“No!” Shouted Jon. “I don't get it!”
Clarissa stared at her hands in her lap and tried not to cry. She knew it was her fault they were there. She was the one who cheated. But she could not understand why Jon wanted, no needed, to know every detail.
The marriage counselor cleared his throat. “Clarissa,” he said gently. “It might help if you look at this like a story, you are writing. You have had an experience, and are writing a story about it. You understand how all of the pieces come together.
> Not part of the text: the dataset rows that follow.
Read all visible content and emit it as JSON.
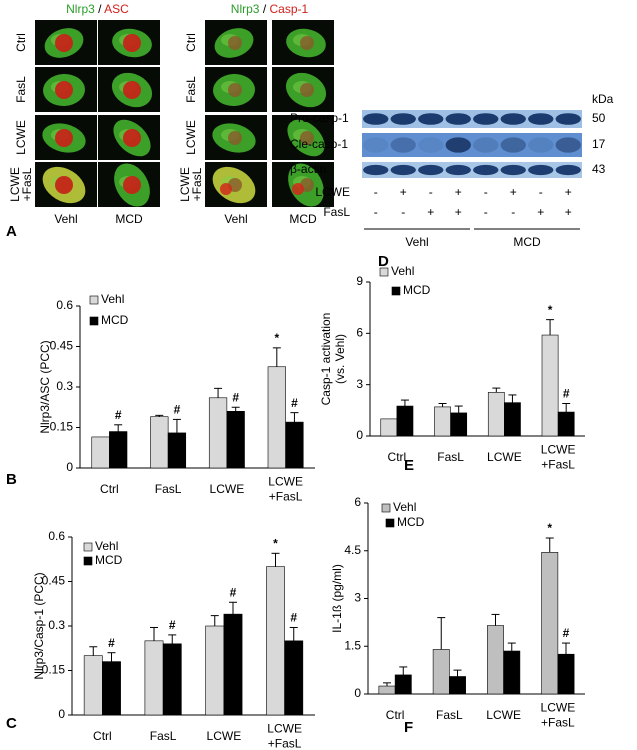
{
  "panel_a": {
    "label": "A",
    "titles": [
      [
        "Nlrp3",
        "/",
        "ASC"
      ],
      [
        "Nlrp3",
        "/",
        "Casp-1"
      ]
    ],
    "rows": [
      "Ctrl",
      "FasL",
      "LCWE",
      "LCWE +FasL"
    ],
    "columns": [
      "Vehl",
      "MCD"
    ]
  },
  "panel_d": {
    "label": "D",
    "units": "kDa",
    "bands": [
      {
        "name": "Pro-casp-1",
        "kda": 50
      },
      {
        "name": "Cle-casp-1",
        "kda": 17
      },
      {
        "name": "β-actin",
        "kda": 43
      }
    ],
    "treatments": [
      {
        "name": "LCWE",
        "signs": [
          "-",
          "+",
          "-",
          "+",
          "-",
          "+",
          "-",
          "+"
        ]
      },
      {
        "name": "FasL",
        "signs": [
          "-",
          "-",
          "+",
          "+",
          "-",
          "-",
          "+",
          "+"
        ]
      }
    ],
    "groups": [
      "Vehl",
      "MCD"
    ]
  },
  "chart_data": [
    {
      "type": "bar",
      "panel_label": "B",
      "ylabel": "Nlrp3/ASC (PCC)",
      "categories": [
        "Ctrl",
        "FasL",
        "LCWE",
        "LCWE +FasL"
      ],
      "ylim": [
        0,
        0.6
      ],
      "yticks": [
        0,
        0.15,
        0.3,
        0.45,
        0.6
      ],
      "series": [
        {
          "name": "Vehl",
          "color": "#d9d9d9",
          "values": [
            0.115,
            0.19,
            0.26,
            0.375
          ],
          "errors": [
            0.0,
            0.005,
            0.035,
            0.07
          ],
          "markers": [
            null,
            null,
            null,
            "*"
          ]
        },
        {
          "name": "MCD",
          "color": "#000000",
          "values": [
            0.135,
            0.13,
            0.21,
            0.17
          ],
          "errors": [
            0.025,
            0.05,
            0.015,
            0.035
          ],
          "markers": [
            "#",
            "#",
            "#",
            "#"
          ]
        }
      ]
    },
    {
      "type": "bar",
      "panel_label": "C",
      "ylabel": "Nlrp3/Casp-1 (PCC)",
      "categories": [
        "Ctrl",
        "FasL",
        "LCWE",
        "LCWE +FasL"
      ],
      "ylim": [
        0,
        0.6
      ],
      "yticks": [
        0,
        0.15,
        0.3,
        0.45,
        0.6
      ],
      "series": [
        {
          "name": "Vehl",
          "color": "#d9d9d9",
          "values": [
            0.2,
            0.25,
            0.3,
            0.5
          ],
          "errors": [
            0.03,
            0.045,
            0.035,
            0.045
          ],
          "markers": [
            null,
            null,
            null,
            "*"
          ]
        },
        {
          "name": "MCD",
          "color": "#000000",
          "values": [
            0.18,
            0.24,
            0.34,
            0.25
          ],
          "errors": [
            0.03,
            0.03,
            0.04,
            0.045
          ],
          "markers": [
            "#",
            "#",
            "#",
            "#"
          ]
        }
      ]
    },
    {
      "type": "bar",
      "panel_label": "E",
      "ylabel": "Casp-1 activation (vs. Vehl)",
      "categories": [
        "Ctrl",
        "FasL",
        "LCWE",
        "LCWE +FasL"
      ],
      "ylim": [
        0,
        9
      ],
      "yticks": [
        0,
        3,
        6,
        9
      ],
      "series": [
        {
          "name": "Vehl",
          "color": "#d9d9d9",
          "values": [
            1.0,
            1.7,
            2.55,
            5.9
          ],
          "errors": [
            0.0,
            0.2,
            0.25,
            0.9
          ],
          "markers": [
            null,
            null,
            null,
            "*"
          ]
        },
        {
          "name": "MCD",
          "color": "#000000",
          "values": [
            1.75,
            1.35,
            1.95,
            1.4
          ],
          "errors": [
            0.35,
            0.4,
            0.45,
            0.5
          ],
          "markers": [
            null,
            null,
            null,
            "#"
          ]
        }
      ]
    },
    {
      "type": "bar",
      "panel_label": "F",
      "ylabel": "IL-1ß (pg/ml)",
      "categories": [
        "Ctrl",
        "FasL",
        "LCWE",
        "LCWE +FasL"
      ],
      "ylim": [
        0,
        6
      ],
      "yticks": [
        0,
        1.5,
        3,
        4.5,
        6
      ],
      "series": [
        {
          "name": "Vehl",
          "color": "#bfbfbf",
          "values": [
            0.25,
            1.4,
            2.15,
            4.45
          ],
          "errors": [
            0.1,
            1.0,
            0.35,
            0.45
          ],
          "markers": [
            null,
            null,
            null,
            "*"
          ]
        },
        {
          "name": "MCD",
          "color": "#000000",
          "values": [
            0.6,
            0.55,
            1.35,
            1.25
          ],
          "errors": [
            0.25,
            0.2,
            0.25,
            0.35
          ],
          "markers": [
            null,
            null,
            null,
            "#"
          ]
        }
      ]
    }
  ]
}
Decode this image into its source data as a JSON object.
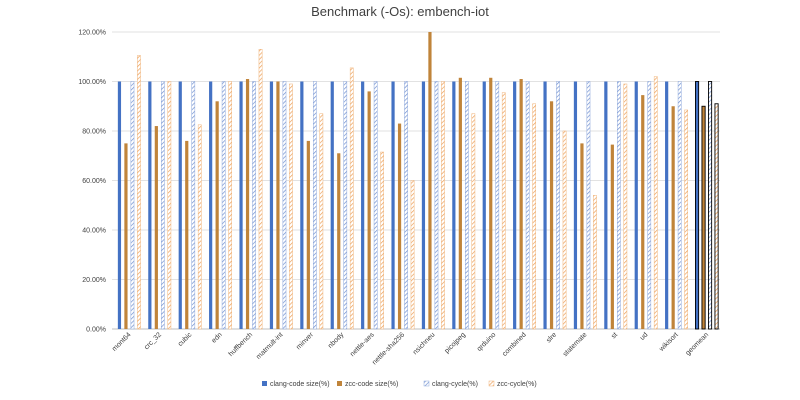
{
  "chart_data": {
    "type": "bar",
    "title": "Benchmark (-Os): embench-iot",
    "xlabel": "",
    "ylabel": "",
    "ylim": [
      0,
      120
    ],
    "yticks": [
      0,
      20,
      40,
      60,
      80,
      100,
      120
    ],
    "ytick_labels": [
      "0.00%",
      "20.00%",
      "40.00%",
      "60.00%",
      "80.00%",
      "100.00%",
      "120.00%"
    ],
    "grid": true,
    "legend_position": "bottom",
    "categories": [
      "mont64",
      "crc_32",
      "cubic",
      "edn",
      "huffbench",
      "matmult-int",
      "minver",
      "nbody",
      "nettle-aes",
      "nettle-sha256",
      "nsichneu",
      "picojpeg",
      "qrduino",
      "combined",
      "slre",
      "statemate",
      "st",
      "ud",
      "wikisort",
      "geomean"
    ],
    "series": [
      {
        "name": "clang-code size(%)",
        "color": "#4472c4",
        "pattern": "solid",
        "values": [
          100,
          100,
          100,
          100,
          100,
          100,
          100,
          100,
          100,
          100,
          100,
          100,
          100,
          100,
          100,
          100,
          100,
          100,
          100,
          100
        ]
      },
      {
        "name": "zcc-code size(%)",
        "color": "#c0843a",
        "pattern": "solid",
        "values": [
          75,
          82,
          76,
          92,
          101,
          100,
          76,
          71,
          96,
          83,
          120,
          101.5,
          101.5,
          101,
          92,
          75,
          74.5,
          94.5,
          90,
          90
        ]
      },
      {
        "name": "clang-cycle(%)",
        "color": "#8fa9dc",
        "pattern": "hatch",
        "values": [
          100,
          100,
          100,
          100,
          100,
          100,
          100,
          100,
          100,
          100,
          100,
          100,
          100,
          100,
          100,
          100,
          100,
          100,
          100,
          100
        ]
      },
      {
        "name": "zcc-cycle(%)",
        "color": "#f0b47a",
        "pattern": "hatch",
        "values": [
          110.5,
          100,
          82.5,
          100,
          113,
          99,
          87,
          105.5,
          71.5,
          60,
          100,
          87,
          95.5,
          91,
          80,
          54,
          99,
          102,
          88.5,
          91
        ]
      }
    ]
  }
}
You know all of the facts that were collected. All the experiences that led to the conclusion. Jon is merely reading the story now, and does not have the benefit of all of that information,” the counselor said, gesturing towards Jon. “When he has all of that information, he will be able to draw his conclusions about you and Brad. And then about you and him. He will be able to make decisions. Maybe he will see things the way you want him too. Maybe he won't. But it is unfair to expect him to have the same conclusive feelings you do, without yet, knowing all of the facts. In the meantime, it is human nature to 'dream it up' on his own. Based on what he knows and feels. Chances are, he is dreaming up things far worse than the truth. He needs to know the facts.” The counselor paused, thinking of how to close the analogy. “It's like writing that story. It is unfair of you as the author, to expect your reader to have the same closure that you do. Hopefully by the end, they will. But in the meantime, their mind takes the story down a lot of different paths, to get to an ending. One the author already knows.”